This presentation intends to demonstrate the simplicity of web-scraping data
to structure it in a Django Application.
It scrapes the Scrapy github pull requests data from https://github.com/scrapy/pulls
Taking advantage of Django Admin and some simple views to represent & visualize the data.
Just clone the repository by typing in:
git clone https://github.com/nam4dev/web_scraping_presentation.git
Only for Windows Users, download PostgreSQL & Install it. Open PgAdmin Change Django Settings accordingly
Install Python (3.7+)
Create a python virtualenv in which you will install the requirements,
cd ./web_scraping_presentation
pip install -r requirements.txt
python manage.py migrate
python manage.py createsuperuser
python manage.py runserver
Open the web browser to http://127.0.0.1:8000/admin
then login using credentials defined by the above command line (createsuperuser
)
Go to Authors and Pull Requests sections in the Django admin zone to visualize tables.
Go on the root page http://127.0.0.1:8000 as well to visualize custom views without data.
It is now time to fill the database from the spider(s).

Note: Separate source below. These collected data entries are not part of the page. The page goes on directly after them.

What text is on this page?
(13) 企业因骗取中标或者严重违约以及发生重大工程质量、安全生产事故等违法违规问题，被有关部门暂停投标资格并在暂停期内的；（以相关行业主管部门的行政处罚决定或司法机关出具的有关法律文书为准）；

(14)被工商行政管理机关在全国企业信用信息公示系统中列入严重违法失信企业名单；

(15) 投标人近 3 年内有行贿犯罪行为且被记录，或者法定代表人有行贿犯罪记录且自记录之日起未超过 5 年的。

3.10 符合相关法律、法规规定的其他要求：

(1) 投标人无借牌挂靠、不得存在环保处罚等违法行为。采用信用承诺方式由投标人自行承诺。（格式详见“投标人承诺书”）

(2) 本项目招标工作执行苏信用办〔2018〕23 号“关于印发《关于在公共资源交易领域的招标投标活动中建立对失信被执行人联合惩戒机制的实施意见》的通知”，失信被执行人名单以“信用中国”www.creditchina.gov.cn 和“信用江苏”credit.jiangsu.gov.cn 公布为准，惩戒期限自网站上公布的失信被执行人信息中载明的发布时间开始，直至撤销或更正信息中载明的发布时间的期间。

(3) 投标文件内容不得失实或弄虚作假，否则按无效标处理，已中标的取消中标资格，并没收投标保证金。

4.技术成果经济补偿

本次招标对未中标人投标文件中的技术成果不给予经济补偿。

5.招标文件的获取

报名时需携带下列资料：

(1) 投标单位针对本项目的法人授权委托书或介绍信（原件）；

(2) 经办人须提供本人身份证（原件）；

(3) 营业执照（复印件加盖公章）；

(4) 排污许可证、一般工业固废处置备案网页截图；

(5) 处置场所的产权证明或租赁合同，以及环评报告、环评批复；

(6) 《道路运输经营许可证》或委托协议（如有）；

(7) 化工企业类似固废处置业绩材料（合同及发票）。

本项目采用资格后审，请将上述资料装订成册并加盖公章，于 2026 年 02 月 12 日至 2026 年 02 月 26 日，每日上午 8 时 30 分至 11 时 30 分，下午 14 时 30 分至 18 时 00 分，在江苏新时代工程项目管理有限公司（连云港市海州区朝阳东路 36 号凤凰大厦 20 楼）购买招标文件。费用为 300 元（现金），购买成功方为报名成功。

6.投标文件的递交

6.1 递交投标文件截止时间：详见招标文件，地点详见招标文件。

One can trigger the github spider
by simply typing in a shell,
scrapy runspider web_crawlers/spiders/github.py
One can run the scrapyd server
by simply typing in a shell,
cd web_scraping_presentation
scrapyd > scrapyd.server.log
Go to http://127.0.0.1:6800
The scrapyd server shall run as prerequisite
One can deploy the web_crawlers project
by simply typing in a shell,
cd web_scraping_presentation
scrapyd-deploy
cd web_scraping_presentation
python setup.py bdist_egg
Go on the root page http://127.0.0.1:8000, and click on the appropriated link: Add the Github Spider Project to Scrapyd Server
Go on the root page http://127.0.0.1:8000, and click on the appropriated link: Trigger the Github Spider
Just as an hint, one can easily automate by periodically scheduling a task to trigger the spider(s) through Celery Distributed Task Queue & django-celery plugin for example
Go back to Authors and Pull Requests sections in the Django admin zone to visualize scrapped data.
Go back on the root page http://127.0.0.1:8000 as well to visualize the data through custom views.